In the early 1980s, he also contributed film reviews to CBC Radio's Sunday Morning. Throughout his career, he has also been a contributor to The Globe and Mail, the National Post, Books in Canada, Toronto Life and Maclean's.

He moved to McClelland and Stewart in 1986, becoming publisher of the company in 1988 and president in 2000. With M&S, he also managed his own imprint, Douglas Gibson Books. Numerous authors, including Munro, Davies, Hodgins, Gallant, Hugh MacLennan, Donald Jack, Guy Vanderhaeghe and W.O. Mitchell, followed him from Macmillan to M&S in order to continue working with him. Munro returned the advance the company had already paid her for The Progress of Love, and had to enter several months of legal negotiations to get released from her contract, although The Progress of Love ultimately became the first title published by Douglas Gibson Books. The departures greatly damaged Macmillan, which published only a small and irregular selection of fiction titles after Gibson's departure.

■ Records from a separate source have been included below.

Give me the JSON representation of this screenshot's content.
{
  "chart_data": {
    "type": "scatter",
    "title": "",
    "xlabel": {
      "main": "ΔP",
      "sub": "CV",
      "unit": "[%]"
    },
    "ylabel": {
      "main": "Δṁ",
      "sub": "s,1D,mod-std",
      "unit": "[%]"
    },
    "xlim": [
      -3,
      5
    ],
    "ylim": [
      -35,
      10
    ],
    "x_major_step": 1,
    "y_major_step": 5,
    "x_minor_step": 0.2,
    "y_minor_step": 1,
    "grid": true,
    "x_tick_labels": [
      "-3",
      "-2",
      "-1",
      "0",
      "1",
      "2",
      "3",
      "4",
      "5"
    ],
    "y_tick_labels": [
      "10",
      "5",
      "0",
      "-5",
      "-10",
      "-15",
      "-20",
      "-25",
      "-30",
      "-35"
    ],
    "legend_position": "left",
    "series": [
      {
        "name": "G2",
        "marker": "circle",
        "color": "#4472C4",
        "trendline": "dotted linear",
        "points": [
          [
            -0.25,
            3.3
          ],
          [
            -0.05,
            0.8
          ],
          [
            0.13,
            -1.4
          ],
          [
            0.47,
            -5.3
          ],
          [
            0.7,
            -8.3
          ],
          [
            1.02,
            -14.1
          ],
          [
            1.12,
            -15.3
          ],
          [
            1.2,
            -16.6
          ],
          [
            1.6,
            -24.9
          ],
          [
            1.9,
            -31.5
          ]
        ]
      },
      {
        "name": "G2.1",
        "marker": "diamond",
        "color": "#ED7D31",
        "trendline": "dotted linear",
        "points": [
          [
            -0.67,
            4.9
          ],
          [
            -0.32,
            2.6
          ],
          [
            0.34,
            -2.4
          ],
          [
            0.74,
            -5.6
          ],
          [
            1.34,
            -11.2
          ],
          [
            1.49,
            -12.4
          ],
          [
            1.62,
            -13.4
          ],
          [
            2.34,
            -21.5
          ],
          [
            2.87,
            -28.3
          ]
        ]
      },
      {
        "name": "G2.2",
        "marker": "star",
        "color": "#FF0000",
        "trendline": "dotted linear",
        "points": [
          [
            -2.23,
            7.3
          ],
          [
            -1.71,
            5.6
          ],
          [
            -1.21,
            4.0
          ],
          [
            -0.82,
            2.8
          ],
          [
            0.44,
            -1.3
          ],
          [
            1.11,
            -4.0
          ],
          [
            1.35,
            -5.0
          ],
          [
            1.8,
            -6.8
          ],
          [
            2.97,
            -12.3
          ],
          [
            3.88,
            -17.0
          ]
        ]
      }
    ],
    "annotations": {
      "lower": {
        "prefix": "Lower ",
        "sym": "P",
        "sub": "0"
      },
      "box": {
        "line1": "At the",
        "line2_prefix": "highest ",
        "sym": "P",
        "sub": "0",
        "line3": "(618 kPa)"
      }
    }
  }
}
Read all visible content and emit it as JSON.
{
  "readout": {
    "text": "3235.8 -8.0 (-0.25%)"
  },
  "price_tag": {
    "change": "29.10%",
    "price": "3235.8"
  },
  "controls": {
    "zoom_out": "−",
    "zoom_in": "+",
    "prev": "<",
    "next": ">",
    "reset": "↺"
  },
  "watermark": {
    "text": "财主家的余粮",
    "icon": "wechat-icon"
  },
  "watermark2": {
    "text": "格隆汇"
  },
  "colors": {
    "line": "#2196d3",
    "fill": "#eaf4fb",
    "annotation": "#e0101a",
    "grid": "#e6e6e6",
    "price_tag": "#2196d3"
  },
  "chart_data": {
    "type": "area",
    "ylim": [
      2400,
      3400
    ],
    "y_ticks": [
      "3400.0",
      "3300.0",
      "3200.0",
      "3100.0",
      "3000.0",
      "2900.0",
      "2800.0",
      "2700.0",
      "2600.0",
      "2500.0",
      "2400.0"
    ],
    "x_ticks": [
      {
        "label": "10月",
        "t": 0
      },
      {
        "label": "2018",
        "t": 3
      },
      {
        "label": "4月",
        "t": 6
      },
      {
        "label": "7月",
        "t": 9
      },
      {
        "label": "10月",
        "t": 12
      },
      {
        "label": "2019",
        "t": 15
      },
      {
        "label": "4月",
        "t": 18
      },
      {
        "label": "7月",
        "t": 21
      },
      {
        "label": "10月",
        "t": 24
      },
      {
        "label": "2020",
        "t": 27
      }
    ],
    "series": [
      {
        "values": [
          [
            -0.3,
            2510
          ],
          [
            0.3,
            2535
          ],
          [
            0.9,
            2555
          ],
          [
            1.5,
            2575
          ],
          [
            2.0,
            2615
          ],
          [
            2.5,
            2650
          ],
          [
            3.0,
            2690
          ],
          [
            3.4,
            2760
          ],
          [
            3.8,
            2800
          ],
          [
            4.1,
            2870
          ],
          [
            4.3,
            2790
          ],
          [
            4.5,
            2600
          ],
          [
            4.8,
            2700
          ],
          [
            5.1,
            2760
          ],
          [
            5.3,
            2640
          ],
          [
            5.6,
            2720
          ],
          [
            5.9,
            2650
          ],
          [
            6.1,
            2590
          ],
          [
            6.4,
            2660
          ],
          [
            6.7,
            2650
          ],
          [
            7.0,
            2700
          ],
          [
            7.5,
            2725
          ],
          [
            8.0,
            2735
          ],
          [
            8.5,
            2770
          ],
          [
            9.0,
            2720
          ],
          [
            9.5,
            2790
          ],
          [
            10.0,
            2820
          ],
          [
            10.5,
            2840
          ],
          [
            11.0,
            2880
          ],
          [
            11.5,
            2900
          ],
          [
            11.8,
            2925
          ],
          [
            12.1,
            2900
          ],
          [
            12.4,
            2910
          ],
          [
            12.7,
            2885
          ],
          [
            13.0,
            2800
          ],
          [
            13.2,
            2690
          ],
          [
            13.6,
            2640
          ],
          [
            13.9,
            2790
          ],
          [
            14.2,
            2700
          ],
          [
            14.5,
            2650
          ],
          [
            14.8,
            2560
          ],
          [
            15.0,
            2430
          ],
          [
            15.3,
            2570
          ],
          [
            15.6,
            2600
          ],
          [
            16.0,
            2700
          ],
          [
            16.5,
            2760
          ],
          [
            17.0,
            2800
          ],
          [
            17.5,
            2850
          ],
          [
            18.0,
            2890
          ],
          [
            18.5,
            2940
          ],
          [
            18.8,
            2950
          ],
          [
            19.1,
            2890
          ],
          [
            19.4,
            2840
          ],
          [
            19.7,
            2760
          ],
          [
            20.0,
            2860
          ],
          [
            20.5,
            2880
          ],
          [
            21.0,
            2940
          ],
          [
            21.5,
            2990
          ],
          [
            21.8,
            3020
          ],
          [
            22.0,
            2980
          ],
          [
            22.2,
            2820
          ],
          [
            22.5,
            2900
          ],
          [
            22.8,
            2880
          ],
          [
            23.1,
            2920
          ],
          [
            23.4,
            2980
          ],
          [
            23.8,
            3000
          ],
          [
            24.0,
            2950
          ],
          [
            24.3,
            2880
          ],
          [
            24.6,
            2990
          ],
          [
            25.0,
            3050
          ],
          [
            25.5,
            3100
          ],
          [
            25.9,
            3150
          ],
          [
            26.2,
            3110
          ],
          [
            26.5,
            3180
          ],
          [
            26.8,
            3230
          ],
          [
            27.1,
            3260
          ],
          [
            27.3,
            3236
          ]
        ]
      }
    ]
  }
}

Gibson was awarded the Canadian Booksellers' Association President's Award in 1991. In 2017 he was awarded membership in the Order of Canada.

Following his retirement in 2008, Gibson published a memoir, Stories About Storytellers: Publishing Alice Munro, Robertson Davies, Alistair MacLeod, Pierre Trudeau, and Others, in 2011. Munro wrote the book's introduction. He also made frequent public appearances and statements on behalf of Munro, whose declining health prevented her from making many public engagements.

==Douglas Gibson Books==

Gibson retired from his primary role with M&S, but he continued to hold the role of publisher emeritus with Douglas Gibson Books.

Works published by Douglas Gibson Books have included short story collections by Alice Munro and Mavis Gallant, Terry Fallis' novels The Best Laid Plans and The High Road, Paul Wells' Right Side Up: The Fall of Paul Martin and the Rise of Stephen Harper's New Conservatism, Yves Beauchemin's A Very Bold Leap and The Years of Fire, James Bartleman's memoir Raisin Wine: A Boyhood in a Different Muskoka, and Max Nemni and Monique Nemni's series of biographies of Pierre Trudeau.